Request from 92.145.93.28 via cp3054 cp3054, Varnish XID 49490611
Error: 503, Backend fetch failed at Sun, 12 Dec 2021 13:15:28 GMT

for https://www.archive.org/download/walden_version_2_nb_1501_librivox/walden_13_thoreau_128kb.mp3 54.3 MB

Several times the same error with https://archive.org/download/awakening_librivox/awakening_02_chopin.mp3 48.42 MB

Request from 92.145.93.28 via cp3054 cp3054, Varnish XID 252198530
Error: 503, Backend fetch failed at Sun, 12 Dec 2021 15:51:49 GMT

However, the file uploaded fine. This is a a pain.

Around 13..14 (1 .. 2 p.m. UTC) I noticed long delays (6 .. 10 seconds) when trying to "Publish" or "Show preview" (of) an article.

In one case the delay was so long that browser aborted request (I guess after 15 .. 20 seconds).

ema triaged this task as High priority.Dec 15 2021, 8:56 AM

Hello @Ade56facc and @Yann, thanks for the bug reports.

We may be looking at two different problems here, at least judging from the fact that some of the error codes you reported are 503 originating from Varnish and some are 502 coming from ATS.

All errors reported by @Yann were sent by the cache server with hostname cp3054, strongly suggesting that the ATS 502 errors are from ats-tls and not ats-be. If ats-be were implicated we'd likely see different hostnames in the errors due to the algorithm used to select backend caches.

@Ade56facc: To further diagnose the problem and figure out whether or not we are looking at two distinct issues it would be useful to know which articles you were editing when getting the errors, or at least their approximate size in bytes. My suspicion is that the problem here is about "large" POST requests timing out.

ema renamed this task from Frequent backend server errors (503), happened several times in the last 2 days to Frequent server errors (503 and 502), happened several times in the last 2 days.Dec 15 2021, 9:03 AM

@Ade56facc: To further diagnose the problem and figure out whether or not we are looking at two distinct issues it would be useful to know which articles you were editing when getting the errors, or at least their approximate size in bytes. My suspicion is that the problem here is about "large" POST requests timing out.

In both cases (December, 10..11 and 13) I was editing an article with a size of about 64KB (wiki source code) in en.wikipedia.org, nothing special or too large.

Internet speed was good (see below) and when those events happened I was only trying to POST (Publish or Show Preview) changes to an article (there was no other Internet nor PC background activity, browser Firefox 95, with 5 or 6 TABs opened on wiki pages, was the only APP used, my PC disk was idle, almost no CPU used, Windows 10 8GB RAM).

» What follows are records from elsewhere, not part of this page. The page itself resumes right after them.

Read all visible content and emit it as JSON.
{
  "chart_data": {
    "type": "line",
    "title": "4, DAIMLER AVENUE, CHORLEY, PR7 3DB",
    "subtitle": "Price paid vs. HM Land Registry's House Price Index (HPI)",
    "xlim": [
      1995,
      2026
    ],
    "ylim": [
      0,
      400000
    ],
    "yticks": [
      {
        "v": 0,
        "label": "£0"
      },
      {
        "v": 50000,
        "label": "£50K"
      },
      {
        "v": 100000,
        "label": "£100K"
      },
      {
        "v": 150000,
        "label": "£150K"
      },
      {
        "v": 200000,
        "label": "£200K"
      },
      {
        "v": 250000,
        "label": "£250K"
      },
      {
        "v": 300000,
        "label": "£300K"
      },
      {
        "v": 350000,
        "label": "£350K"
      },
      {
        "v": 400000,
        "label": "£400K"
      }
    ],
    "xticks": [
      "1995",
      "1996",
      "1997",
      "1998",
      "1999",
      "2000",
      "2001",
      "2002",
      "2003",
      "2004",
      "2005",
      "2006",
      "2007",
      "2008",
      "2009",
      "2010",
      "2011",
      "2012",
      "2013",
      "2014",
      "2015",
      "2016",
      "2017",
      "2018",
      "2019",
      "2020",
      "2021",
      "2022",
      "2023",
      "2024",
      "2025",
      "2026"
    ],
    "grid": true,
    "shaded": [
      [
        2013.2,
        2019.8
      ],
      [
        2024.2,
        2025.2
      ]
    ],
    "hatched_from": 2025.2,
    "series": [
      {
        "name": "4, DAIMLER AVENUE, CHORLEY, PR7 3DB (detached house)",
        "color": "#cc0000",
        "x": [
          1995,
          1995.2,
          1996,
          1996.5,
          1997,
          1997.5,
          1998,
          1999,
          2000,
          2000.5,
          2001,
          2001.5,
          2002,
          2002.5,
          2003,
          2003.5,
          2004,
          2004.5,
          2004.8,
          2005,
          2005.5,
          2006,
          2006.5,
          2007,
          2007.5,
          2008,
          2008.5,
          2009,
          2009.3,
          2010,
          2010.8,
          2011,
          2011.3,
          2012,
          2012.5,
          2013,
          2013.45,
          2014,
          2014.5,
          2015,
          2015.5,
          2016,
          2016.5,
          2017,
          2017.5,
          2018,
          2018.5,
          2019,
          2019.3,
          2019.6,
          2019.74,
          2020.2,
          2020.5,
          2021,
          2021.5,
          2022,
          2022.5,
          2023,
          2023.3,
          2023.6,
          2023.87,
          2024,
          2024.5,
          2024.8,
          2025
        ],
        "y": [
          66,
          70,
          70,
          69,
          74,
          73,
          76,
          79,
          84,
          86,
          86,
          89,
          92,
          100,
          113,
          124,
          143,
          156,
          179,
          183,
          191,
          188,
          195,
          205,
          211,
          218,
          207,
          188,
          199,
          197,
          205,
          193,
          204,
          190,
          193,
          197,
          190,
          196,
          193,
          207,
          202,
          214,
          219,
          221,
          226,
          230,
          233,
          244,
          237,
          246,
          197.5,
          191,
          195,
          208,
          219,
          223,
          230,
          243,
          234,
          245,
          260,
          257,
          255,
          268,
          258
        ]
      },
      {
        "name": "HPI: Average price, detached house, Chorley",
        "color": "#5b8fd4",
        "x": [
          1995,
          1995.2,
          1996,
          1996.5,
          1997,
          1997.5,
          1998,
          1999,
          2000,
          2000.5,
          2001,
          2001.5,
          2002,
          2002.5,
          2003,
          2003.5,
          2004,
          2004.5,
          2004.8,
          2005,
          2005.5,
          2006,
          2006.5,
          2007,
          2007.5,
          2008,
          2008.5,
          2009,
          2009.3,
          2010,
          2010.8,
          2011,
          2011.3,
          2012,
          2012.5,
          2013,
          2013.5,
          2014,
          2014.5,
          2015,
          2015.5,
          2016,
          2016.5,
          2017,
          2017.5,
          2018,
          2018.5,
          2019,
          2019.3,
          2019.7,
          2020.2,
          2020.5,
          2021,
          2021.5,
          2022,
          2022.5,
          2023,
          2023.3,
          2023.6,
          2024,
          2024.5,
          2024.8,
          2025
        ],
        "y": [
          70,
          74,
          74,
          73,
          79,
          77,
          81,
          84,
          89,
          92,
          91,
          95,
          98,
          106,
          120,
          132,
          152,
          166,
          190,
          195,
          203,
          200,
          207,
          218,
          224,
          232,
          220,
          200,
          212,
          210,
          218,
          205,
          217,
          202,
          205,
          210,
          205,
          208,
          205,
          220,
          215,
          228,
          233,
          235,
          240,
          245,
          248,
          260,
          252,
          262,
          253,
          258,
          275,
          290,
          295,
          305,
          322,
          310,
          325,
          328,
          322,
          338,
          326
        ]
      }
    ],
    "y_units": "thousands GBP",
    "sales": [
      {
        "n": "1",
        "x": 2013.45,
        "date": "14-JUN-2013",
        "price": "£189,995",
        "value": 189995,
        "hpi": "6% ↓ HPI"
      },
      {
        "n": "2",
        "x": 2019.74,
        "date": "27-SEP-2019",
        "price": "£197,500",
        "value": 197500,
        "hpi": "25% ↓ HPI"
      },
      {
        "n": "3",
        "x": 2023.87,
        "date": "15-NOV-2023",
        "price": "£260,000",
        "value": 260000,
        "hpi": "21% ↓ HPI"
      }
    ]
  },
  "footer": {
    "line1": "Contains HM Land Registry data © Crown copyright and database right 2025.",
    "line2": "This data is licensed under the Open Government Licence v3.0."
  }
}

Sometime before and after those reported slow downs I browsed (without any editing) a few other small or middle sized wiki articles and I noticed that, on December 11, browsing of wiki pages was a bit slow, let's say around 1s .. 2s before retrieving a wiki page; it was more like an initial delay because when first bytes started to arrive then the rest came fastly and the download of each page, included all images, completed in much less than 1s without other delays; instead on December 13 (00.30 .. 2 PM UTC) also browsing wiki pages was (sometime) much slower than usual, let's say a few (2 .. 4) seconds more than usual; I guess there were traffic spikes.

In practice I noticed real problems only when in editing mode after trying to "Publish" or to "Show Preview" changes to an article.

Talking about changes to above mentioned wiki article (web server) it usually takes around 1.5 .. 2 seconds to send (POST) data to server and to receive the updated page, so experimenting delays of 4 .. 10 .. 20 seconds has been quite unusual.

BCornwall changed the task status from Open to Stalled.May 1 2023, 8:55 PM
BCornwall subscribed.

Hello!

This is quite an old ticket. We're sorry that this fell through the cracks; the amount of tickets we receive can easily overwhelm our small team!

In any case, would someone be willing to tell whether this is still an issue? We have since replaced portions of the stack with other technologies.

As there's been no response, I'm going to close this ticket. Please, do re-open if this is still occurring as we'd love to fix it!